Lemon Balm

Lemon balm is a perennial herb whose leaves are used to make medicine. It is good for digestive problems, such as bloating, upset stomach, intestinal gas (flatulence),vomiting, colic; for pain, including headache and toothache; menstrual cramps, and for different mental disorders, such as melancholia and hysteria.
As lemon balm possesses calming properties it can be taken for anxiety, restlessness and sleep problems. Sometimes people use lemon balm for attention deficit-hyperactivity disorder (ADHD), Alzheimer's disease, an autoimmune disease of the thyroid (Graves' disease), rapid heartbeat (nervousness), swollen airways, high blood pressure, tumors, sores, and insect bites.
Lemon balm can be applied to the skin to treat herpes labialis (cold sores). This product contains chemicals with a calming, sedative effect. It can also reduce the reproduction speed of some viruses. Lemon balm can be also used for colic in breast-fed infants.

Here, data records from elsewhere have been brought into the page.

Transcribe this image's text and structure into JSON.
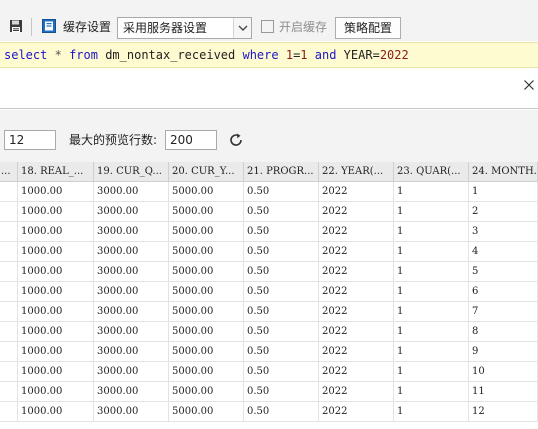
{
  "toolbar": {
    "cache_settings_label": "缓存设置",
    "cache_mode_value": "采用服务器设置",
    "enable_cache_label": "开启缓存",
    "strategy_button_label": "策略配置"
  },
  "sql": {
    "tokens": [
      {
        "text": "select",
        "kind": "kw"
      },
      {
        "text": " ",
        "kind": "plain"
      },
      {
        "text": "*",
        "kind": "sym"
      },
      {
        "text": " ",
        "kind": "plain"
      },
      {
        "text": "from",
        "kind": "kw"
      },
      {
        "text": " dm_nontax_received ",
        "kind": "plain"
      },
      {
        "text": "where",
        "kind": "kw"
      },
      {
        "text": " ",
        "kind": "plain"
      },
      {
        "text": "1",
        "kind": "num"
      },
      {
        "text": "=",
        "kind": "plain"
      },
      {
        "text": "1",
        "kind": "num"
      },
      {
        "text": " ",
        "kind": "plain"
      },
      {
        "text": "and",
        "kind": "kw"
      },
      {
        "text": " YEAR=",
        "kind": "plain"
      },
      {
        "text": "2022",
        "kind": "num"
      }
    ]
  },
  "limits": {
    "limit_value": "12",
    "max_preview_label": "最大的预览行数:",
    "max_preview_value": "200"
  },
  "grid": {
    "headers": [
      "18. REAL_...",
      "19. CUR_Q...",
      "20. CUR_Y...",
      "21. PROGR...",
      "22. YEAR(...",
      "23. QUAR(...",
      "24. MONTH..."
    ],
    "first_header_fragment": "...",
    "rows": [
      [
        "1000.00",
        "3000.00",
        "5000.00",
        "0.50",
        "2022",
        "1",
        "1"
      ],
      [
        "1000.00",
        "3000.00",
        "5000.00",
        "0.50",
        "2022",
        "1",
        "2"
      ],
      [
        "1000.00",
        "3000.00",
        "5000.00",
        "0.50",
        "2022",
        "1",
        "3"
      ],
      [
        "1000.00",
        "3000.00",
        "5000.00",
        "0.50",
        "2022",
        "1",
        "4"
      ],
      [
        "1000.00",
        "3000.00",
        "5000.00",
        "0.50",
        "2022",
        "1",
        "5"
      ],
      [
        "1000.00",
        "3000.00",
        "5000.00",
        "0.50",
        "2022",
        "1",
        "6"
      ],
      [
        "1000.00",
        "3000.00",
        "5000.00",
        "0.50",
        "2022",
        "1",
        "7"
      ],
      [
        "1000.00",
        "3000.00",
        "5000.00",
        "0.50",
        "2022",
        "1",
        "8"
      ],
      [
        "1000.00",
        "3000.00",
        "5000.00",
        "0.50",
        "2022",
        "1",
        "9"
      ],
      [
        "1000.00",
        "3000.00",
        "5000.00",
        "0.50",
        "2022",
        "1",
        "10"
      ],
      [
        "1000.00",
        "3000.00",
        "5000.00",
        "0.50",
        "2022",
        "1",
        "11"
      ],
      [
        "1000.00",
        "3000.00",
        "5000.00",
        "0.50",
        "2022",
        "1",
        "12"
      ]
    ]
  },
  "icons": {
    "save": "floppy-disk-icon",
    "cache": "cache-settings-icon",
    "close": "close-icon",
    "refresh": "refresh-icon"
  },
  "colors": {
    "sql_keyword": "#1c14c8",
    "sql_number": "#8b1a1a",
    "sql_bg": "#fffbd1"
  }
}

Lemon balm is safe when used in amounts found in food and it is safe for grown-ups when used in medicinal amounts for a short period of time. Little information is known about the safety of this product when used for a long period of time. Some reports claim that lemon balm is safe when used in appropriate amounts by children and infants.

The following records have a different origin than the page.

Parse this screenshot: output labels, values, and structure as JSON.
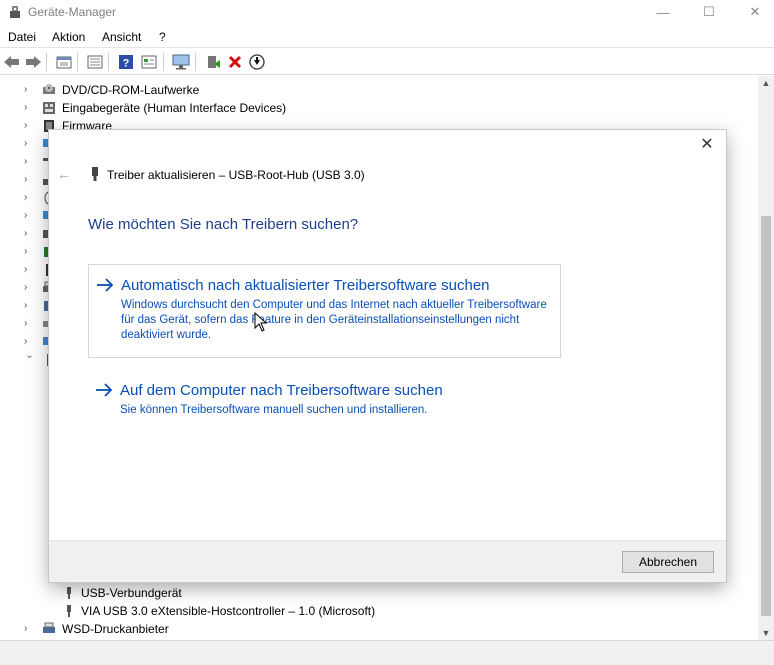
{
  "window": {
    "title": "Geräte-Manager",
    "controls": {
      "minimize": "—",
      "maximize": "☐",
      "close": "✕"
    }
  },
  "menu": [
    "Datei",
    "Aktion",
    "Ansicht",
    "?"
  ],
  "toolbar_icons": [
    "back-arrow-icon",
    "forward-arrow-icon",
    "properties-icon",
    "list-icon",
    "help-icon",
    "view-icon",
    "monitor-icon",
    "update-driver-icon",
    "uninstall-icon",
    "download-icon"
  ],
  "tree": {
    "top_items": [
      {
        "label": "DVD/CD-ROM-Laufwerke",
        "icon": "dvd-drive-icon"
      },
      {
        "label": "Eingabegeräte (Human Interface Devices)",
        "icon": "hid-icon"
      },
      {
        "label": "Firmware",
        "icon": "firmware-icon"
      }
    ],
    "bottom_items": [
      {
        "label": "USB-Verbundgerät",
        "icon": "usb-icon"
      },
      {
        "label": "VIA USB 3.0 eXtensible-Hostcontroller – 1.0 (Microsoft)",
        "icon": "usb-icon"
      },
      {
        "label": "WSD-Druckanbieter",
        "icon": "printer-icon"
      }
    ]
  },
  "dialog": {
    "title": "Treiber aktualisieren – USB-Root-Hub (USB 3.0)",
    "heading": "Wie möchten Sie nach Treibern suchen?",
    "options": [
      {
        "title": "Automatisch nach aktualisierter Treibersoftware suchen",
        "description": "Windows durchsucht den Computer und das Internet nach aktueller Treibersoftware für das Gerät, sofern das Feature in den Geräteinstallationseinstellungen nicht deaktiviert wurde."
      },
      {
        "title": "Auf dem Computer nach Treibersoftware suchen",
        "description": "Sie können Treibersoftware manuell suchen und installieren."
      }
    ],
    "cancel_label": "Abbrechen",
    "close_glyph": "✕",
    "back_glyph": "←"
  },
  "colors": {
    "link_blue": "#0a4fb5",
    "heading_blue": "#1e3f8a",
    "uninstall_red": "#d01010"
  }
}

However, lemon balm can lead to some side effects when taken by mouth. These side effects include vomiting, nausea, abdominal pain, wheezing and dizziness. When applied to the skin, lemon balm can cause irritation and increase symptoms of cold sore. It should be mentioned that lemon balm is not recommended to pregnant women and those who breast-feed their children. Little is known about the impact of lemon balm on an infant during pregnancy and breast-feeding. Thus, it's better to avoid its usage.
Lemon balm should not be taken before surgery because it might cause too much drowsiness, especially when combined with other medications. Don't take or use lemon balm minimum two weeks before a surgery.